Good old fashioned rat poison in one of those black boxes you get from the hardware store. Pets, water, can’t get into them, but rats and mice can. And they take some poisonous bait to their family. Yea, I found a couple dead rats in the garage, but it sure beats having stuff chewed up. I actually had to throw away the convertible top cover because it was chewed up, and it was stored up on racks hanging from the garage ceiling!
My uncle visited my father 25 years ago and started talking about mice. I remember what he said…The one thing that’ll always work on mice is the cheap 25 cent trap with peanut butter. I remembered that and when there were mice at my work, bought 4 traps, placed them perpendicular to the wall (mice follow the wall) and caught 16 mice in a week.
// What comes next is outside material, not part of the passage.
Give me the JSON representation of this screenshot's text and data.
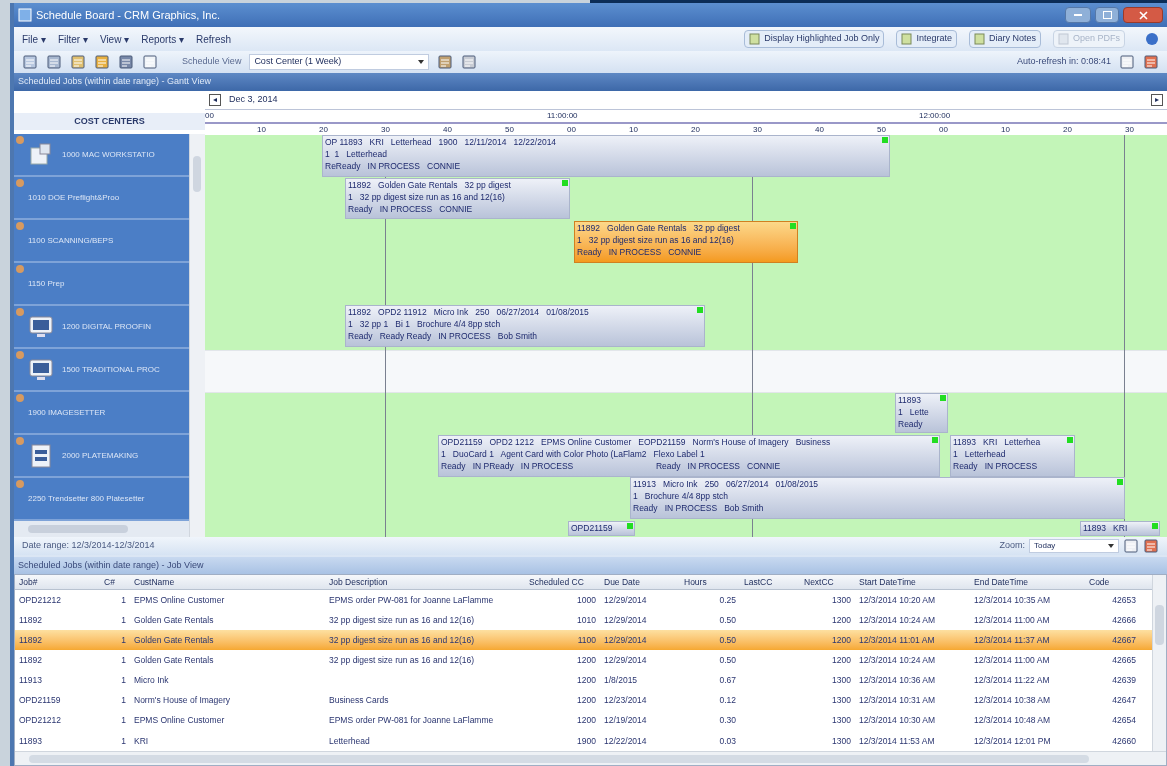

I got mice in the garage, set up 4 traps. Before I closed the garage door, I heard a snap…Yep I had already caught a mouse. Two weeks later 17 mice caught. Every year I set up traps inside the house and in the garage. Nothing for 10 years. It’s nice to stop them from entering but once they’ve entered, you have to deal with the ones inside. Don’t waste money on exterminators. They don’t do shit. Use 25 cent traps with peanut butter. My friends did not believe me. They hired exterminators who did nothing and charged them hundreds. I set up cheap traps with peanut butter, caught 12 at one house, 7 at another 9 at a third.
I had same issue with a house I was renting. I could never find out how the mice were getting in. This was back in 2012 and I was poor student at the time so I got cat it solved my problem little guy was killing mice left, right and centre. Lucky I don’t seem to have problems with mice or rats at my new place if I do I will be sure to use this technique thanks.